Established in 2007 by Timothy William Ferres: writing about a variety of topics including the Monarchy, Nobility, Gentry, Heraldry, Pageantry, Heritage, Country Houses, Conservation, Cats, Tchaikovsky.
Saturday, 4 January 2014
Parking Fine
I motored into town this morning and was lucky enough to find a parking space in Upper Arthur Street.
I fed the parking-meter with two pounds, noticed the time thereon - 13:28 - and stuck the label on the windscreen of the jalopy.
I encountered a charming assistant in Crabtree & Evelyn's shop near Cornmarket, and engaged in a delightful natter; so well, in fact, that I wondered whether she'd ever do me the honour of accompanying me for a snifter in a restaurant or bar.

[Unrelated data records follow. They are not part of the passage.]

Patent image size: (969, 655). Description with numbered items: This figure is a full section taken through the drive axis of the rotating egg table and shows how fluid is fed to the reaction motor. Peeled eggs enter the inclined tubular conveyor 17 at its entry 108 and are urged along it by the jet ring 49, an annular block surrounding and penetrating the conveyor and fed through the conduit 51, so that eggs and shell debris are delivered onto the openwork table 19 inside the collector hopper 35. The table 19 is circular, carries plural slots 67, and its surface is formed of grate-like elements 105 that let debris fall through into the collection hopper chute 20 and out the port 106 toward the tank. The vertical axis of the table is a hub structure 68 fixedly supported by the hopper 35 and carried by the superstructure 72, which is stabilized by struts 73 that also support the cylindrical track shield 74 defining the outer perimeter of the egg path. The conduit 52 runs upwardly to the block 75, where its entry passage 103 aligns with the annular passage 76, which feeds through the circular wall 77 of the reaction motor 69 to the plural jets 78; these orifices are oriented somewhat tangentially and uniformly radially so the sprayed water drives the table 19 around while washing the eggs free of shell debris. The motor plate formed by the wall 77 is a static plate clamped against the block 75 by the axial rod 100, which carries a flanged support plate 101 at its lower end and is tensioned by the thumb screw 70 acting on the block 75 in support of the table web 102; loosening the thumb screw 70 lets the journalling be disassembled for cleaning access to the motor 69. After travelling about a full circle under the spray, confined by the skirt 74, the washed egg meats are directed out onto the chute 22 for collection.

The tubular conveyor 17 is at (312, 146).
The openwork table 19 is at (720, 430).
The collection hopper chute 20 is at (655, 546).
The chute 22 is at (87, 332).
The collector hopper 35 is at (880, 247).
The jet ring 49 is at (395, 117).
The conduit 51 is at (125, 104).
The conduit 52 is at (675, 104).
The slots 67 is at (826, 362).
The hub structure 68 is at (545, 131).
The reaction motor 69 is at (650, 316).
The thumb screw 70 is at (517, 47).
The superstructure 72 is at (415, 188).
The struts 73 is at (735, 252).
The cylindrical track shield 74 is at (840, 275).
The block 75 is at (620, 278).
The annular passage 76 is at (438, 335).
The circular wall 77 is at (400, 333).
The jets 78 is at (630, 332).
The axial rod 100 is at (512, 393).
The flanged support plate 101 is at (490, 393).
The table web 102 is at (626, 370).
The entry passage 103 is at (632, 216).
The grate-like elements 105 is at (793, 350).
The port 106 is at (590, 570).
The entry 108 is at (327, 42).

I bought a dark red v-neck sweater in House of Fraser. Thence I sought out a favourite meat pasty at Marks & Spencer.
At Sawer's delicatessen, I purchased a jar of onion marmalade, for Dangerfield's venison bangers.
Whilst walking up Upper Arthur Street, I immediately spotted a fixed penalty notice. The fine was issued at 12:06.
Alas, the ticket I stuck to the inside of the windscreen did not adhere sufficiently to the damp screen. It had fallen - like a leaf - to the floor.
Having accosted a parking warden, I was assured that my sticker with the time would be adequate proof.
I'll phone them on Monday morning. Either the penalty notice will be annulled and cancelled forthwith, or I might be required to scan the evidence and send it to them.
We know how you feel so we now just leave our ticket on the dashboard above the steering wheel.